Les differents pelerinages Juifs en Tunisie

 

Par  - Webdo.tn

 

Du nord au sud du pays, ces pèlerinages sont nombreux et prennent souvent la forme d’une « hiloula », c’est à dire d’une visite rituelle à l’occasion de l’anniversaire d’un saint personnage de la tradition juive tunisienne.

Au Borgel, la tombe de Rebbi Hai Taieb Lo Met

La plus emblématique de ces « hiloula » est celle qui célèbre au cimetière du Borgel à Tunis la mémoire du rabbin Hai Taieb. Cette commémoration a lieu durant les mois d’automne, entre novembre et décembre, le dix-neuvième jour du mois hébraïque de Kislev.

L’aura intacte d’un saint personnage

Mort il y a 180 ans, Rebbi Hai Taieb était un grand érudit, exégète de la Torah et de la Kabbale. Ses œuvres écrites ont été perdues et selon la légende, sa mère les aurait jetées par erreur.

A l’occasion de sa « hiloula », un pèlerinage a lieu au Borgel sur sa tombe et la tradition veut que des dons et des repas soient servis aux démunis.
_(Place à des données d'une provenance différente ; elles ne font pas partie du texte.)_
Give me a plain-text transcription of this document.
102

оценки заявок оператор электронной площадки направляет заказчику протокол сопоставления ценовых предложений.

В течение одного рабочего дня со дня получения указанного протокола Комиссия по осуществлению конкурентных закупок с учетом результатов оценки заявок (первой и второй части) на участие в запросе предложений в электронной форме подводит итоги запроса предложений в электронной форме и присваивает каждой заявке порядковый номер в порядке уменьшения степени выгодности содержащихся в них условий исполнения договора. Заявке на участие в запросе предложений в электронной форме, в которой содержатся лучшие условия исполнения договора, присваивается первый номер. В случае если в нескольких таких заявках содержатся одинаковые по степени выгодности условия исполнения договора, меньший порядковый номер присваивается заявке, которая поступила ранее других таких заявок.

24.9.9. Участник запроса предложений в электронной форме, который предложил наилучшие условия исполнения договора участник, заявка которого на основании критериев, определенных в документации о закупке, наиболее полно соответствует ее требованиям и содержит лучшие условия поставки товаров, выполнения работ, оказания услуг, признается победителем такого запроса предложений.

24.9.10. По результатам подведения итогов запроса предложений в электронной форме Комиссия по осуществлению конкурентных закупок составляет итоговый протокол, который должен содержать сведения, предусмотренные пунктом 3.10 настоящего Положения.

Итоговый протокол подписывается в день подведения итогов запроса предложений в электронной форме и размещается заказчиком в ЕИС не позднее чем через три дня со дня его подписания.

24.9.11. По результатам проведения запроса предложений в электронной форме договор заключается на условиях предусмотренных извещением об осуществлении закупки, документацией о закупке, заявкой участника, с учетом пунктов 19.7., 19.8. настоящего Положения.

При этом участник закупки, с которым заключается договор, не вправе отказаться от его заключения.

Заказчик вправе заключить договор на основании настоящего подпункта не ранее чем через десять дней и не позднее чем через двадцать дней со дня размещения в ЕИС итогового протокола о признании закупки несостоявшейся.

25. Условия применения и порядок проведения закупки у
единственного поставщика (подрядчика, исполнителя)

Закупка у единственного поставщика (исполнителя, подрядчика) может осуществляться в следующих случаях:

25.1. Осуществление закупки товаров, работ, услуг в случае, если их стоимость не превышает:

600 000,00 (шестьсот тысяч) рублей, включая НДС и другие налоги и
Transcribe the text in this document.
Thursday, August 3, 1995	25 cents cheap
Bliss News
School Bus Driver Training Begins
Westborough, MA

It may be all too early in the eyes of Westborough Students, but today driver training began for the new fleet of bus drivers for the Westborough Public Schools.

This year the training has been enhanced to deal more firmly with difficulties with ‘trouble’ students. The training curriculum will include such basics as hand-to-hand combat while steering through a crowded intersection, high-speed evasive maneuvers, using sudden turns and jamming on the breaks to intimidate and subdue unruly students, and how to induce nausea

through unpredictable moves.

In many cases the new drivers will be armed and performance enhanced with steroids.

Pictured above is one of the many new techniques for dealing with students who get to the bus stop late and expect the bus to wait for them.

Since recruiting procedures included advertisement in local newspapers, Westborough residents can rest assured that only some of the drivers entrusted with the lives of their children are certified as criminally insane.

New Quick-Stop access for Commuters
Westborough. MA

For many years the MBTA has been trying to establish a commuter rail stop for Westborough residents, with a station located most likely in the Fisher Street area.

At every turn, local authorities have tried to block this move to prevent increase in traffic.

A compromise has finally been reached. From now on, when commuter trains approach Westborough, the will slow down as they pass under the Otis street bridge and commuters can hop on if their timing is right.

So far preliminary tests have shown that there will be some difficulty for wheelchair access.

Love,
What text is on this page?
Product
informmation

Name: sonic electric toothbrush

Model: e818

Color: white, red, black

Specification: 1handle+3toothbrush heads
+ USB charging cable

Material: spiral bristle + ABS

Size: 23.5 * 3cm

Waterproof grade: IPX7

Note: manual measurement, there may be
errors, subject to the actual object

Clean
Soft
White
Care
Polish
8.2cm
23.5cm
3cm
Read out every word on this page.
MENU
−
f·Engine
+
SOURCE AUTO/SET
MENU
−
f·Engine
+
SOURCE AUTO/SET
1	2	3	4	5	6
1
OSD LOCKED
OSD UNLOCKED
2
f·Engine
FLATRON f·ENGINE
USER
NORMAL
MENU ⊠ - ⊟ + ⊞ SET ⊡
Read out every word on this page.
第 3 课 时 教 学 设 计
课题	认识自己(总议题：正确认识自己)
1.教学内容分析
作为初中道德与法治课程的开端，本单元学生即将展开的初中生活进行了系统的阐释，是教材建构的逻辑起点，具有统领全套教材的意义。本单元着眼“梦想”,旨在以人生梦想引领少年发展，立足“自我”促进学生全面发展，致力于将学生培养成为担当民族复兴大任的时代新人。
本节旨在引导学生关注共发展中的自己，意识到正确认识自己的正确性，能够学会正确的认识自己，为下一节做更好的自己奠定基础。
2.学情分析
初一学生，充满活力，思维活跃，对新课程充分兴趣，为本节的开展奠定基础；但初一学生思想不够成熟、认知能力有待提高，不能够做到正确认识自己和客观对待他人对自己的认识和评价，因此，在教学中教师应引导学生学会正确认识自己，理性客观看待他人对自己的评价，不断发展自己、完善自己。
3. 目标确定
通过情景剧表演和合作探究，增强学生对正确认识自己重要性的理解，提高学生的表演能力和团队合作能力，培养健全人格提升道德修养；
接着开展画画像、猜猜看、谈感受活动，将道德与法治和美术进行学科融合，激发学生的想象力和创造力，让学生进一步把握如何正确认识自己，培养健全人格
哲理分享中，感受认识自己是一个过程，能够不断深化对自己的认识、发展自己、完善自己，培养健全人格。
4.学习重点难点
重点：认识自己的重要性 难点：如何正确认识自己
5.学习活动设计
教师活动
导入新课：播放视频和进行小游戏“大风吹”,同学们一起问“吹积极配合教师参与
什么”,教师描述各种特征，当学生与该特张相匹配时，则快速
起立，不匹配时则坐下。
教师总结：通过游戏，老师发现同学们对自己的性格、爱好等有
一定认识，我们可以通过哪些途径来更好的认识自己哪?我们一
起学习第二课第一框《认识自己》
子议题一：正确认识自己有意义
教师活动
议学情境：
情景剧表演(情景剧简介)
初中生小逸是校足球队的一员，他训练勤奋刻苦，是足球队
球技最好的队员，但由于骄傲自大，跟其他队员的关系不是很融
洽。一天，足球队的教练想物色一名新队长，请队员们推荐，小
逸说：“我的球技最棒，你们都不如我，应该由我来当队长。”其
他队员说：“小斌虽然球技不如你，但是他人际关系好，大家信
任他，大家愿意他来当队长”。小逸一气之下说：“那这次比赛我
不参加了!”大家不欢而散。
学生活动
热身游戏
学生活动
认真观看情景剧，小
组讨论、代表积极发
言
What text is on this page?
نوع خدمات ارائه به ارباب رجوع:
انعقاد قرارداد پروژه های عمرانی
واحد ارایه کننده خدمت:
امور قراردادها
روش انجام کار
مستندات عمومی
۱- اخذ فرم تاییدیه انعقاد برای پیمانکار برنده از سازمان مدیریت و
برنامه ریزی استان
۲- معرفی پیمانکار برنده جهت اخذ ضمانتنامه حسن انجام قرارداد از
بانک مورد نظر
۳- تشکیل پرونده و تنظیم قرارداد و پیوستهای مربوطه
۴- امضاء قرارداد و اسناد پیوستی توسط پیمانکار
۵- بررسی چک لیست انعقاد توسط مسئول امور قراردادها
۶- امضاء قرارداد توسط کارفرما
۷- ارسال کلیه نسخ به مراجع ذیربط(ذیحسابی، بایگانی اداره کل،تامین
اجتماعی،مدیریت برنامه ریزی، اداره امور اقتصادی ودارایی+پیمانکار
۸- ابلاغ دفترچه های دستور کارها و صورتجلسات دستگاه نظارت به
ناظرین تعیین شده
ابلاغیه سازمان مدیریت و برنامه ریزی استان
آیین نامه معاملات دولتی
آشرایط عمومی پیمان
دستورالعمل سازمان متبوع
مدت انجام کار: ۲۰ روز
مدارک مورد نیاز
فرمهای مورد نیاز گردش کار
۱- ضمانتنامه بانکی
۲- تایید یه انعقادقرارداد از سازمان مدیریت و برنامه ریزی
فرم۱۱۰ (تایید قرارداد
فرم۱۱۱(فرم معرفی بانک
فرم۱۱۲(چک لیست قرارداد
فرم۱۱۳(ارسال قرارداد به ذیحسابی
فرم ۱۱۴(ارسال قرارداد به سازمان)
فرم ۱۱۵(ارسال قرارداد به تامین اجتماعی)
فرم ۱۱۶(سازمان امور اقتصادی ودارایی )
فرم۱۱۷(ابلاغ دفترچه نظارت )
Le mystère des stèles détruites

Un chant datant du dix-huitième siècle et dédié au saint personnage continue de nos jours encore à être psalmodié à la mémoire de Rebbi Hai Taieb. Son surnom de Lo met qui signifie « n’est pas mort », il le doit aussi à sa légende.

On raconte en effet que la stèle désignant sa tombe était régulièrement et mystérieusement détruite. A chaque fois qu’on la remplaçait, elle était de nouveau détruite, jusqu’au jour où le rabbin apparut en rêve au graveur de la stèle.

Le saint homme s’adressa au tailleur de pierres en ces termes : « Pourquoi écris-tu que je suis mort à telle date? Mon nom est Hai et signifie le Vivant. Corrige ta stèle et elle ne sera plus détruite ! »

Toujours vivant !

C’est alors que le graveur ajouta la mention « lo met » qui signifie donc « n’est pas mort ». Depuis, la stèle n’a plus été détruite et le rabbin repose en paix avec le nom de Hai Taieb Lo Met.

Auteur de nombreux miracles, Rebbi Hai Taieb Lo Met est très vénéré dans la communauté juive tunisienne et compte parmi les grands « tsadik » de notre tradition.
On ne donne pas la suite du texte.